April 2, 2025
As a Quality Assurance tester at TMX Group, the company that owns both the Toronto Stock Exchange and the Montreal Exchange, I play a critical role in ensuring the complex systems that facilitate trades function flawlessly.
Beyond Traditional Stock Trading
While many people are familiar with stock exchanges, my work at the Montreal Exchange involves a different class of financial instruments. At TMX, I work specifically for the Montreal Exchange side. Here, we don’t trade stocks but derivatives—options, futures, swaps, and other complex financial products.
These sophisticated financial instruments require equally sophisticated trading platforms, and that’s where my expertise comes into play.
Bringing New Financial Products to Life
One of the most exciting aspects of my role is being involved in developing new financial products.
While specific details remain confidential due to business sensitivity, I can share the thrill of being part of such innovation.
We’re creating a new baby and seeing it come to life.
We are developing a product that’s unique in the market. We’re building both the product itself—how the trading works—and all the supporting software, risk configurations, risk requirements, and the architecture of how everything fits together.
We do all this in-house. In this collaborative environment, I serve a crucial quality assurance function.
I’m the person who ensures that once each small piece is completed, I test all the products and provide feedback on quality, potential improvements, and then every week we come together to discuss progress.
Bridging Finance and Technology
With my background in finance rather than IT, I bring a valuable perspective to the technical aspects of my work.
What I find fascinating is that my background is actually finance, not IT. So I really love that we’re creating a new financial instrument.
If you really think about it, there’s no physical product we’re talking about here. It’s all people’s intelligence.
A Unique Industry Ecosystem
The financial exchange industry in Canada has distinctive characteristics that shape my professional experience.
The industry I’m in right now is unique—we only have one company in Canada that owns all the Canadian stock exchanges. The Toronto Stock Exchange and the Montreal Exchange are both owned by one company.
Knowledge Environment
This concentration creates both challenges and opportunities.
It’s a very specific industry. You cannot find detailed information online, but within the industry, within the company, we have so much knowledge and expertise.
This internal knowledge ecosystem becomes invaluable when tackling complex problems. Whenever I have questions, no matter what they are, sometimes I think ahead about what the new product will be like two years in the future and how it will grow.
For those questions, there’s always someone within my company and team who knows exactly what I’m looking for.
The Quality Assurance Process
When testing new systems, I employ a thoughtful approach that combines financial expertise with technical acumen.
I need to understand what the product is and how our future users will interact with it when the product comes to life, and then develop a testing strategy accordingly.
I need to think about all those weird situations, especially the ones users don’t normally encounter, because that’s what my job is for—to think about what-if situations that our software should support.
This comprehensive testing draws on multiple skill sets.

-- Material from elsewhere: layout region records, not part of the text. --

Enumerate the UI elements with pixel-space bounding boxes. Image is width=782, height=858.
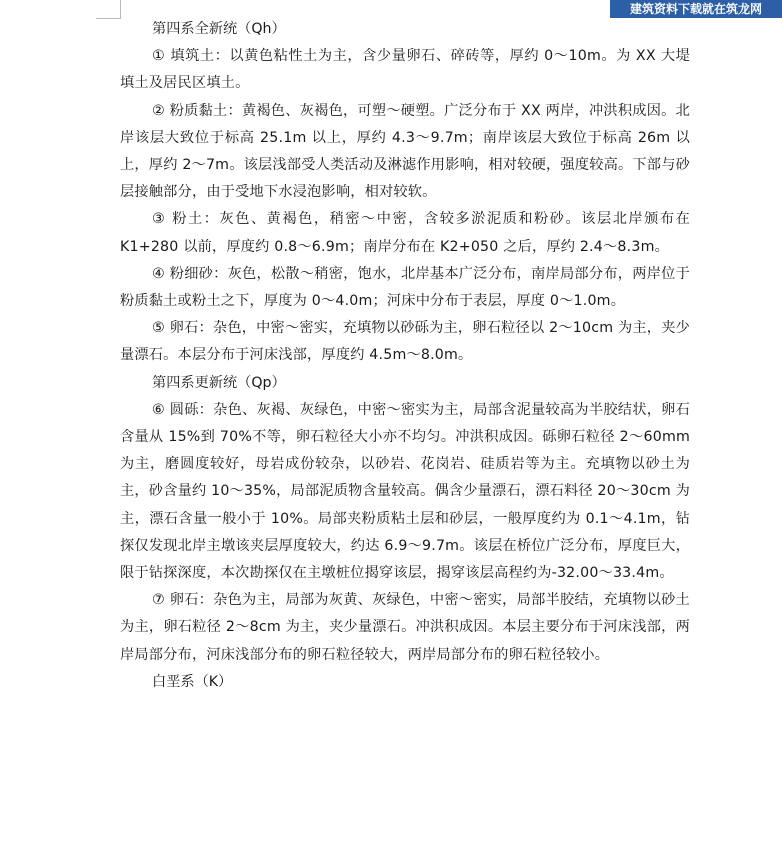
section-heading-qp: 第四系更新统（Qp） — [152, 374, 286, 391]
paragraph-silty-clay: ② 粉质黏土：黄褐色、灰褐色，可塑～硬塑。广泛分布于 XX 两岸，冲洪积成因。北岸该层大致位于标高 25.1m 以上，厚约 4.3～9.7m；南岸该层大致位于标高 26m 以上，厚约 2～7m。该层浅部受人类活动及淋滤作用影响，相对较硬，强度较高。下部与砂层接触部分，由于受地下水浸泡影响，相对较软。 — [120, 102, 690, 201]
watermark-banner: 建筑资料下载就在筑龙网 — [610, 0, 782, 18]
paragraph-pebble-2: ⑦ 卵石：杂色为主，局部为灰黄、灰绿色，中密～密实，局部半胶结，充填物以砂土为主，卵石粒径 2～8cm 为主，夹少量漂石。冲洪积成因。本层主要分布于河床浅部，两岸局部分布，河床浅部分布的卵石粒径较大，两岸局部分布的卵石粒径较小。 — [120, 592, 690, 663]
paragraph-fine-sand: ④ 粉细砂：灰色，松散～稍密，饱水，北岸基本广泛分布，南岸局部分布，两岸位于粉质黏土或粉土之下，厚度为 0～4.0m；河床中分布于表层，厚度 0～1.0m。 — [120, 265, 690, 310]
paragraph-fill-soil: ① 填筑土：以黄色粘性土为主，含少量卵石、碎砖等，厚约 0～10m。为 XX 大堤填土及居民区填土。 — [120, 48, 690, 92]
paragraph-silt: ③ 粉土：灰色、黄褐色，稍密～中密，含较多淤泥质和粉砂。该层北岸颁布在 K1+280 以前，厚度约 0.8～6.9m；南岸分布在 K2+050 之后，厚约 2.4～8.3m。 — [120, 211, 690, 255]
paragraph-round-gravel: ⑥ 圆砾：杂色、灰褐、灰绿色，中密～密实为主，局部含泥量较高为半胶结状，卵石含量从 15%到 70%不等，卵石粒径大小亦不均匀。冲洪积成因。砾卵石粒径 2～60mm 为主，磨圆度较好，母岩成份较杂，以砂岩、花岗岩、硅质岩等为主。充填物以砂土为主，砂含量约 10～35%，局部泥质物含量较高。偶含少量漂石，漂石料径 20～30cm 为主，漂石含量一般小于 10%。局部夹粉质粘土层和砂层，一般厚度约为 0.1～4.1m，钻探仅发现北岸主墩该夹层厚度较大，约达 6.9～9.7m。该层在桥位广泛分布，厚度巨大，限于钻探深度，本次勘探仅在主墩桩位揭穿该层，揭穿该层高程约为-32.00～33.4m。 — [120, 401, 690, 582]
section-heading-k: 白垩系（K） — [152, 673, 233, 690]
paragraph-pebble: ⑤ 卵石：杂色，中密～密实，充填物以砂砾为主，卵石粒径以 2～10cm 为主，夹少量漂石。本层分布于河床浅部，厚度约 4.5m～8.0m。 — [120, 320, 690, 364]
document-body — [120, 16, 690, 696]
page-margin-corner — [96, 0, 121, 19]
section-heading-qh: 第四系全新统（Qh） — [152, 21, 286, 37]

It requires a deep understanding of the financial instruments themselves, the business context, and how our software works.
I then need to communicate my findings to our programmers and architects, which requires me to understand technical terminology.
Tools and Methodologies
Our team employs both automated and manual testing approaches.
We use Python to develop in-house automation testing tools. There’s also a significant component of manual testing to consider all the different scenarios.
For organizing our work, the team follows agile methodologies. In our team, we have daily morning meetings where we discuss what’s important and address any questions that have arisen.
We structure our work into three-week sprints, setting clear priorities at the start to guide what needs to be done.
Conclusion
Effective quality assurance is fundamentally a team effort.
If I have any questions, feel the importance level of a task has shifted, or find that a programmer hasn’t delivered a task close to the deadline when I need time to test, I will bring it up.
Group communication is really important in our work.
I’ll check in with colleagues: Hey, where are you in the process? When do you think it can be delivered to me so I can test?
This open communication helps us stay on track with our development timeline.
With my combination of financial expertise and technical testing skills, I play an essential role in bringing new trading capabilities to Canada’s financial markets.
My work shows how quality assurance professionals serve as crucial guardians of system integrity, ensuring that the complex machinery of modern finance operates seamlessly and reliably for all market participants.